Being charitable can lead to probate litigation by upset heirs

Many Georgia residents give to charities, non-profits and other organizations whose work they believe in during their lives. Estate planning also allows them to be just as charitable after death. However, some heirs and beneficiaries might not be happy with or understand those choices, which could lead to probate litigation.

For example, a woman from another state left $1.2 million to the government of her county to care for cats and dogs. She loved animals and wanted to provide the local animal shelter with a gift. The shelter plans to use a large portion of the money to expand its facility and purchase a van needed to transport the animals.

The Tennessee woman's family apparently supported her choice, but not all families are as understanding. In other families, heirs and beneficiaries might balk at giving such a large gift to an organization rather than distributing it to family. Allegations could be made that the deceased family member was not in his or her right mind or that someone from the organization used coercion to obtain the gift.

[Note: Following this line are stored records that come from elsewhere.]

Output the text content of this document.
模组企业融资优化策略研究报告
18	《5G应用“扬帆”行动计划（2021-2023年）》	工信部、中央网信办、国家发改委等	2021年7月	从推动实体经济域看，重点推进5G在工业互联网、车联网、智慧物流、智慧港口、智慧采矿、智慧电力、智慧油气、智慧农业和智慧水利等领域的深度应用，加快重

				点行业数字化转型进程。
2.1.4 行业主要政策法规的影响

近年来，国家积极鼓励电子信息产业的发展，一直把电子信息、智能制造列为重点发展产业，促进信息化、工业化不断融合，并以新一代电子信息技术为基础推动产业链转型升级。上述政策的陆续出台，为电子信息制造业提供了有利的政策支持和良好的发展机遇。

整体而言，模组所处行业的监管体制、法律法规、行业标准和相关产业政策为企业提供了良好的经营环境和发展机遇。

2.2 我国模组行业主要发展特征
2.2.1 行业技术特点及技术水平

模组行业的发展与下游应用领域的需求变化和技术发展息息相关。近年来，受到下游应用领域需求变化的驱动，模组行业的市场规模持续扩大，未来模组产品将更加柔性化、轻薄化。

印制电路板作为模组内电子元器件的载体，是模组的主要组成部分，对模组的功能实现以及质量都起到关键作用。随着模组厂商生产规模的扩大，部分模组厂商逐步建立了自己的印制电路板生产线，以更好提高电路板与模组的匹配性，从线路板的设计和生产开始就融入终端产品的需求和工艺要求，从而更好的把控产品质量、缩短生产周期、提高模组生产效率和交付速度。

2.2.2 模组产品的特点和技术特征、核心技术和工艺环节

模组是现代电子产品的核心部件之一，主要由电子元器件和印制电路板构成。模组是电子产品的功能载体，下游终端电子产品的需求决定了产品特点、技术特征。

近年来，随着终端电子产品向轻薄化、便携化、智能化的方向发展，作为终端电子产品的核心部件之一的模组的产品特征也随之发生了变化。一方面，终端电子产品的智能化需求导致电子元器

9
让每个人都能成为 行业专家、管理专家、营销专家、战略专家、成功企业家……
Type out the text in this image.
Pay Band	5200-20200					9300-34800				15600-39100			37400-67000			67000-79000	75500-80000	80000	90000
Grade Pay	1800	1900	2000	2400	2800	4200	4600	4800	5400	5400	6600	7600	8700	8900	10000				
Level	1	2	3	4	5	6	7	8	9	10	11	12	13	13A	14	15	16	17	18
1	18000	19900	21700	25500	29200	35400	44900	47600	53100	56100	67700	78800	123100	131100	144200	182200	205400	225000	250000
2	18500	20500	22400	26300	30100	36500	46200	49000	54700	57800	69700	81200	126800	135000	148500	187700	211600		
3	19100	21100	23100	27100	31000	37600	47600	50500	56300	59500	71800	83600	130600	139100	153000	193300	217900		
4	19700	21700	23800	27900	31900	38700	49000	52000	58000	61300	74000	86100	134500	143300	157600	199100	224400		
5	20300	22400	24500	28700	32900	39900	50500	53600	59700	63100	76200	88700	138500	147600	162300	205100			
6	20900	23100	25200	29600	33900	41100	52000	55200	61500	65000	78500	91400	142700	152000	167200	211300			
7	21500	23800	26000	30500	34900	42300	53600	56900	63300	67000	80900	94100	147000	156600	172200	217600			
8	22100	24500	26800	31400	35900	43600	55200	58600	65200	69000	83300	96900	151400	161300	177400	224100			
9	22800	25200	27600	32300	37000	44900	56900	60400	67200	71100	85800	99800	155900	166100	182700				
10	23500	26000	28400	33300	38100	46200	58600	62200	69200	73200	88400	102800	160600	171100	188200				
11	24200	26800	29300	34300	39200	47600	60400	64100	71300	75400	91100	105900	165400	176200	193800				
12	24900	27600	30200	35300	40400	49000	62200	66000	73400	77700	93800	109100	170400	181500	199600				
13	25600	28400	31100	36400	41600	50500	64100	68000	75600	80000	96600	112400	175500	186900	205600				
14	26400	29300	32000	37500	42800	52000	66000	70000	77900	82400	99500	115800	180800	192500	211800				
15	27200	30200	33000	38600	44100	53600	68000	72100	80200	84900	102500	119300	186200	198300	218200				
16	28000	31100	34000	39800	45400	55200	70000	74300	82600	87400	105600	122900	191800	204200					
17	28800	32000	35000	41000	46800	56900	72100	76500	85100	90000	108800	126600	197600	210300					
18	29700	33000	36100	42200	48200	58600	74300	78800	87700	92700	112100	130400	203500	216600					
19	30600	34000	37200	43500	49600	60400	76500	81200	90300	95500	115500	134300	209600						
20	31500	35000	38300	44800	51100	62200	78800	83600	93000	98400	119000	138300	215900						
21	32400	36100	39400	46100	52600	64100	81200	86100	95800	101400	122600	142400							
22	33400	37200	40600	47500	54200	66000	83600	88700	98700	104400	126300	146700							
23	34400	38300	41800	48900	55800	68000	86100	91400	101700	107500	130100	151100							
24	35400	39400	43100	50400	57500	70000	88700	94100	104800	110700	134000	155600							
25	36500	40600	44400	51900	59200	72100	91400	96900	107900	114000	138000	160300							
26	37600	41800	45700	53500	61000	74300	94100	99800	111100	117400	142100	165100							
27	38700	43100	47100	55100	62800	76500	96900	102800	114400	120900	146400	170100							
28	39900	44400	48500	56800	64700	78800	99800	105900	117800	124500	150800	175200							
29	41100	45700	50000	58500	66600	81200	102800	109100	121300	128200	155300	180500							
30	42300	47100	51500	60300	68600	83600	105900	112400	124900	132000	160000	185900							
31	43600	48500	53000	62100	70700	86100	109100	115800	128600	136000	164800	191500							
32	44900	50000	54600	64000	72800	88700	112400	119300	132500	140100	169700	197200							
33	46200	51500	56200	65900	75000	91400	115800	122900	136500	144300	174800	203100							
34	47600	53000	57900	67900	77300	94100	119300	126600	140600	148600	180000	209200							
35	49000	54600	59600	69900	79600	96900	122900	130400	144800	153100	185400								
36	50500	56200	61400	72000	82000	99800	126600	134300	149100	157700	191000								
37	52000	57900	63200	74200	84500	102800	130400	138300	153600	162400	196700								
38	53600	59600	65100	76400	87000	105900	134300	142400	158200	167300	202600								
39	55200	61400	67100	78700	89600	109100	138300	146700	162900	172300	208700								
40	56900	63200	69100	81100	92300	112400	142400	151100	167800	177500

In some instances, either of these scenarios could be true. However, if there is a chance the allegations in the probate litigation could be true, the matter should be explored. Even if it turns out that a person of sound mind made the gift without undue influence, everyone involved will know that the decedent intended for the charitable gift to be made. Some heirs and beneficiaries might not be pleased with that result, but the wishes of the Georgia resident should be carried out in accordance with his or her last will and testament.